In this section, we show how to make a stateful computation from nGraph’s stateless operations. The basic idea is that any computation with side-effects can be factored into a stateless function that transforms the old state into the new state.

## An example from C++¶

Let’s start with a simple C++ example, a function `count`

that
returns how many times it has already been called:

```
int count()
{
static int counter = 0;
return counter++;
}
```

The static variable `counter`

provides state for this function. The
state is initialized to 0. Every time `count`

is called, the current
value of `counter`

is returned and `counter`

is incremented. To
convert this to use a stateless function, define a function that
takes the current value of `counter`

as an argument and returns the
updated value.

```
std::tuple<int, int> stateless_count(int counter)
{
return std::tuple<int, int>(counter, counter + 1);
}
```

To use this version of counting,

```
int counter = 0;
{
auto r(stateless_count(counter));
counter = std::get<1>(r);
std::cout << std::get<0>(r);
}
std::cout << ", ";
{
auto r(stateless_count(counter));
counter = std::get<1>(r);
std::cout << std::get<0>(r);
}
std::cout << std::endl;
```

## Update in nGraph¶

In working with nGraph-based construction of graphs, updating takes the same approach.

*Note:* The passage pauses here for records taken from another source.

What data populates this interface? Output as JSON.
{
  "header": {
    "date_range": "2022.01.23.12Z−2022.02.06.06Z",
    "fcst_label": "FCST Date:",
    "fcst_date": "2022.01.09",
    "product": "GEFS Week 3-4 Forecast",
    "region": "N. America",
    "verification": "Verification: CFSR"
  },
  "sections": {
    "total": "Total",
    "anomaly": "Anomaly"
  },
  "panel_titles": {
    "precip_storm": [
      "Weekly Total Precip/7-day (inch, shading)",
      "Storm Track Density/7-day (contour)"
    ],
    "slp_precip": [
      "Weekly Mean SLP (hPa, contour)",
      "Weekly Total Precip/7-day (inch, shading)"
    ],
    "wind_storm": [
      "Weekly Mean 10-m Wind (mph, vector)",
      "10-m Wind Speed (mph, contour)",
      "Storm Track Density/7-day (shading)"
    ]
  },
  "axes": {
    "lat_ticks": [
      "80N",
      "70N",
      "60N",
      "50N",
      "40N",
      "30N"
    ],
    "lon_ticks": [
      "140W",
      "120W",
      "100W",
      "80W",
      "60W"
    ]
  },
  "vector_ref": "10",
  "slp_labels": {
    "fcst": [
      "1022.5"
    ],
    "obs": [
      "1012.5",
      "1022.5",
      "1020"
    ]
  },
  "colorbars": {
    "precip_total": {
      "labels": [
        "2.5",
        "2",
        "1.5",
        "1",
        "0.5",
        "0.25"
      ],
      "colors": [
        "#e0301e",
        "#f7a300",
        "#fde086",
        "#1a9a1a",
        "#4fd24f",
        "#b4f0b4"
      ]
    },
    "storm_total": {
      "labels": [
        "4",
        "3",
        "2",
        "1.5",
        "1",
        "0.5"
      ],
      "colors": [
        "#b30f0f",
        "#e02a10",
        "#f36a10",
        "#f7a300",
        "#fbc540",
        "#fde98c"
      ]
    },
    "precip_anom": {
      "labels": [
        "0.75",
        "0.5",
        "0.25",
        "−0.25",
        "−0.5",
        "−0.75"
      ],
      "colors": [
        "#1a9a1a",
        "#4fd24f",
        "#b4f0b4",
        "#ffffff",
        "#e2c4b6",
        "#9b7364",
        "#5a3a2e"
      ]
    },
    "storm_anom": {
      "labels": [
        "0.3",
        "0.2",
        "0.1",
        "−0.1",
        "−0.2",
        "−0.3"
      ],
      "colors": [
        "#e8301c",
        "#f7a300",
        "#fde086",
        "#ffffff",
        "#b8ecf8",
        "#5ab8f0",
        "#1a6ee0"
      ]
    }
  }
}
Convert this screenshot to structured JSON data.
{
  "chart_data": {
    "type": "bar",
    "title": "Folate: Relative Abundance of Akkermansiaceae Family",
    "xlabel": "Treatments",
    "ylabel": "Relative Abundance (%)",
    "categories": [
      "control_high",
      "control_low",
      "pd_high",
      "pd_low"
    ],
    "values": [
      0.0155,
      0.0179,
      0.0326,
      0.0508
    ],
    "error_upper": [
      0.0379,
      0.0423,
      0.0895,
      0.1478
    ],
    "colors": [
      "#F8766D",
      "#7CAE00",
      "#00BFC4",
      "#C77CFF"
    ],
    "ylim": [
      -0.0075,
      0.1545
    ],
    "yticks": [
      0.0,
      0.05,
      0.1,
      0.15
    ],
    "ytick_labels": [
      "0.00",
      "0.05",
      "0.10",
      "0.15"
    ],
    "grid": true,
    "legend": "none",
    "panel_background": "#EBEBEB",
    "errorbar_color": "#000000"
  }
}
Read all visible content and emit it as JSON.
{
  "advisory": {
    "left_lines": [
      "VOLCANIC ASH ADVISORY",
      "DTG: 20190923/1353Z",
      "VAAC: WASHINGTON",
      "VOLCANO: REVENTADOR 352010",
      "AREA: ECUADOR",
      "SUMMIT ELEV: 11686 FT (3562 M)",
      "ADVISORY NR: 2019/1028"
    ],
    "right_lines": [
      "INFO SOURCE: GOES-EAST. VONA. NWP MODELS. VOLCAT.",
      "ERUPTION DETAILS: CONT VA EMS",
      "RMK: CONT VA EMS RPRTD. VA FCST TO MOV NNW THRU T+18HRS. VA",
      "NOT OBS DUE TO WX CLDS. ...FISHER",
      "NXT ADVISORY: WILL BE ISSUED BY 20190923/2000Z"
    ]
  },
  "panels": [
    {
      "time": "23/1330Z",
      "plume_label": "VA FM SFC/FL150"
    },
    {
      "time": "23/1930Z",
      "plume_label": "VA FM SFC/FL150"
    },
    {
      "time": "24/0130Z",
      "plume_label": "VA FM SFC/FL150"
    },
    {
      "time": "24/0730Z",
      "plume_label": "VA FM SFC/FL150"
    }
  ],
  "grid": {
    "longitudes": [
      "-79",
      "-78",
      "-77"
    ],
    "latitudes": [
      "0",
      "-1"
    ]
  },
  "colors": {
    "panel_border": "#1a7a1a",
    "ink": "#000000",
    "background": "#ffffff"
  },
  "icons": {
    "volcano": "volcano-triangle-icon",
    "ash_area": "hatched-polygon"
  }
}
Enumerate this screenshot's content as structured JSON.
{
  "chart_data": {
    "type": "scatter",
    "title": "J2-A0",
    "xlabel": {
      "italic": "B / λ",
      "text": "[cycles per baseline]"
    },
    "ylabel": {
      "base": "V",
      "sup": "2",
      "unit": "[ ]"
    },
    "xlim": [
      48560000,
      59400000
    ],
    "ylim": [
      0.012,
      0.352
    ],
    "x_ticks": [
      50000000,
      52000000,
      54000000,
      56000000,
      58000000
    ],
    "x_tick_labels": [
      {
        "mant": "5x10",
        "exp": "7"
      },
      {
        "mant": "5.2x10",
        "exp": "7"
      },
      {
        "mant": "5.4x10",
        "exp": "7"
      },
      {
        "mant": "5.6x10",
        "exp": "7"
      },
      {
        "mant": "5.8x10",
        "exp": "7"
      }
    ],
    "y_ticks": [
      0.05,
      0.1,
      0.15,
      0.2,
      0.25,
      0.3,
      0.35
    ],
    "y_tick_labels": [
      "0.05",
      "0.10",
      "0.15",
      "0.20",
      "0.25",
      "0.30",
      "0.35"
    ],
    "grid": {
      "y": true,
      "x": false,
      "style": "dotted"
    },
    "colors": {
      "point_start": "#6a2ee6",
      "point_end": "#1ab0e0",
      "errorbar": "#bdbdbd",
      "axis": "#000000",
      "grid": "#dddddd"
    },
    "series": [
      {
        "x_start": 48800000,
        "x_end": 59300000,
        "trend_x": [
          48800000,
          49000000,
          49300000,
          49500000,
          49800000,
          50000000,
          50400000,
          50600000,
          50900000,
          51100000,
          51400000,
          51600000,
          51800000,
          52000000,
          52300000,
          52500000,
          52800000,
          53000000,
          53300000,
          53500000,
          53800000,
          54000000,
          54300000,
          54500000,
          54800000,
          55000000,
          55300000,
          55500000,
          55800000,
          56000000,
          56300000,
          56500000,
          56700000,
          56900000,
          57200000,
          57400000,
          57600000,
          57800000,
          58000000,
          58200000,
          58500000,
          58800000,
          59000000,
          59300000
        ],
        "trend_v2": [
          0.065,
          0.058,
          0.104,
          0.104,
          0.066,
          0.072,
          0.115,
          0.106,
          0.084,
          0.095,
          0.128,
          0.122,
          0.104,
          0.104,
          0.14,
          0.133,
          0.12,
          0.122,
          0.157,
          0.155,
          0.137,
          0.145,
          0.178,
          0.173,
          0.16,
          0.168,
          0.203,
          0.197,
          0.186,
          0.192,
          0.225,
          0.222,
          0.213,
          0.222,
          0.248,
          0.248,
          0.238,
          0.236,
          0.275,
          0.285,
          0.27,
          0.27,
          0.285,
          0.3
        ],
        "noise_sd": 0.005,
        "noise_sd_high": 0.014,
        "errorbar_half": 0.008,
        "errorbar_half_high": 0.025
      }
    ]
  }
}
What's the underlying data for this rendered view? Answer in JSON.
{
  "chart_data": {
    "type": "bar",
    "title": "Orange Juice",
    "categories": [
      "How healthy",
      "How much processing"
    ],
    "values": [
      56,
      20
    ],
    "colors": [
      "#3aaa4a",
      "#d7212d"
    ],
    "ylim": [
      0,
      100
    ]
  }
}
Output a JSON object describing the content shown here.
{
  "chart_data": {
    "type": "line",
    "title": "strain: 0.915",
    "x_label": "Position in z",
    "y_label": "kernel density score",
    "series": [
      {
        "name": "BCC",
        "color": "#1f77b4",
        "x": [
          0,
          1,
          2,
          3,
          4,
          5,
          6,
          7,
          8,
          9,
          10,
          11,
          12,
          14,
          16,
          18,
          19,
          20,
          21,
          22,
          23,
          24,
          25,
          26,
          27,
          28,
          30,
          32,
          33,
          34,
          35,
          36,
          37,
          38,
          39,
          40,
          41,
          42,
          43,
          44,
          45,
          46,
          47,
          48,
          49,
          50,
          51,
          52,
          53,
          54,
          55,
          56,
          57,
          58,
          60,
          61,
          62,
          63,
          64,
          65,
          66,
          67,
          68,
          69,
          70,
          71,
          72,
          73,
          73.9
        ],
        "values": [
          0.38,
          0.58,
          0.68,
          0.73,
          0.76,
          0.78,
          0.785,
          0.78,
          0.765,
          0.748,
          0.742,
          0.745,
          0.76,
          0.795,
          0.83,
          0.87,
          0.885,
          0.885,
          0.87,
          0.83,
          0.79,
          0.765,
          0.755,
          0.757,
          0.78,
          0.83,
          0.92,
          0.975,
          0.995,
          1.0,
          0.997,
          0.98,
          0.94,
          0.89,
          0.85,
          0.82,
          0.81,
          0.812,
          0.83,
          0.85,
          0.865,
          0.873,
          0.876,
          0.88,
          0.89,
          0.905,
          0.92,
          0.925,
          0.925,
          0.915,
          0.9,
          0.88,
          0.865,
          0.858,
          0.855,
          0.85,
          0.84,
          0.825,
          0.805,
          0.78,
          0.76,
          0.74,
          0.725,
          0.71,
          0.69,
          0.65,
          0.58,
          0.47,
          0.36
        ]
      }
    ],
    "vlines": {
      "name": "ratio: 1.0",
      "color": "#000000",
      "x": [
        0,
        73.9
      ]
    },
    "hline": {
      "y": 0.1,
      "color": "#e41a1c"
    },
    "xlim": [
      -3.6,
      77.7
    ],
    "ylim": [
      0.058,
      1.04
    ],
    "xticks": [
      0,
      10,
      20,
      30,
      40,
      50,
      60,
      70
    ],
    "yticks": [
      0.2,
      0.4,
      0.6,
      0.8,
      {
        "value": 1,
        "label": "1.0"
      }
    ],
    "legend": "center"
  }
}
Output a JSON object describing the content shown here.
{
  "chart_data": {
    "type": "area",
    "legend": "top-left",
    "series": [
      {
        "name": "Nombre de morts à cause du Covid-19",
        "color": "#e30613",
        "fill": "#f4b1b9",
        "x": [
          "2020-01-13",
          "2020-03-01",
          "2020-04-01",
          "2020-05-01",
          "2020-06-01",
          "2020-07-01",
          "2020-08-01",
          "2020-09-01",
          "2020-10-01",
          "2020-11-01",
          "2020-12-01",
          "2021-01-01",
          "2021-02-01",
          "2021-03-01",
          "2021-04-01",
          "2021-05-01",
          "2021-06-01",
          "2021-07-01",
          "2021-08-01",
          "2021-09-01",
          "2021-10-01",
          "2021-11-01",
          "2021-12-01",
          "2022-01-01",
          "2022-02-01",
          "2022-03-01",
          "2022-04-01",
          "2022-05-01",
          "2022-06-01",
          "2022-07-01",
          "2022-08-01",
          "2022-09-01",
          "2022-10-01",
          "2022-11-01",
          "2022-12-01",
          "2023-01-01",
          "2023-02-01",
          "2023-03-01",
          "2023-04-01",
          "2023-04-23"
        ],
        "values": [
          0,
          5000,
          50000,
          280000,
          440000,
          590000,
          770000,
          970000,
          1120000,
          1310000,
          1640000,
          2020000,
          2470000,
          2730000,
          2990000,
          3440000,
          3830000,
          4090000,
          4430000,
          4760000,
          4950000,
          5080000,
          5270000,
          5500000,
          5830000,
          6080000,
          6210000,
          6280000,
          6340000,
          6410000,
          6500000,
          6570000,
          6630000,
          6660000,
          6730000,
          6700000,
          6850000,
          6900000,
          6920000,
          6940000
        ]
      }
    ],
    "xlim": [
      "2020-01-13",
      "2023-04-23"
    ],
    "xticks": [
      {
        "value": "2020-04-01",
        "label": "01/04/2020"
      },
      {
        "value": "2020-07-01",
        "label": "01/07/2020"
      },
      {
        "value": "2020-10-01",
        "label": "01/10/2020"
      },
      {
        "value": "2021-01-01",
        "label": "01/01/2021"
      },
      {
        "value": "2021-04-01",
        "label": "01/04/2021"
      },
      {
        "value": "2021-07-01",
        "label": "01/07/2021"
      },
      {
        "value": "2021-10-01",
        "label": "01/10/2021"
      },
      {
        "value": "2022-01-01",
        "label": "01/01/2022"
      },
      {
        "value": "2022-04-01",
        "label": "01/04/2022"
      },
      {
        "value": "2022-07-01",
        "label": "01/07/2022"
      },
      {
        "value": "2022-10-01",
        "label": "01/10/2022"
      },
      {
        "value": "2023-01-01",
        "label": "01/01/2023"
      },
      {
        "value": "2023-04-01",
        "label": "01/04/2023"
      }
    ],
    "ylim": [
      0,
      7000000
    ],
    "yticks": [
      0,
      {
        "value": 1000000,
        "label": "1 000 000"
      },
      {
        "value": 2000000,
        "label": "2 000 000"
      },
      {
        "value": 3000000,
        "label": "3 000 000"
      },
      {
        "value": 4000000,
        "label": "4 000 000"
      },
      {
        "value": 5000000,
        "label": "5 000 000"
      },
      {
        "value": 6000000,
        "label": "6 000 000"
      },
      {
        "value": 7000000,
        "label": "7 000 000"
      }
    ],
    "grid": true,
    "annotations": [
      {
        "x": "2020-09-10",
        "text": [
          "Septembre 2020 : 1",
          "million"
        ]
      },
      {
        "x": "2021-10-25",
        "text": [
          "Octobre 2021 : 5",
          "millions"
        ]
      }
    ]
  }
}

During training, we include all the weights as arguments to the training function and return the updated weights along with any other results. For more complex forms of training, such as those using momentum, we would add the momentum tensors as additional arguments and include their updated values as additional results. A simple case is illustrated in the documentation for how to Derive a trainable model.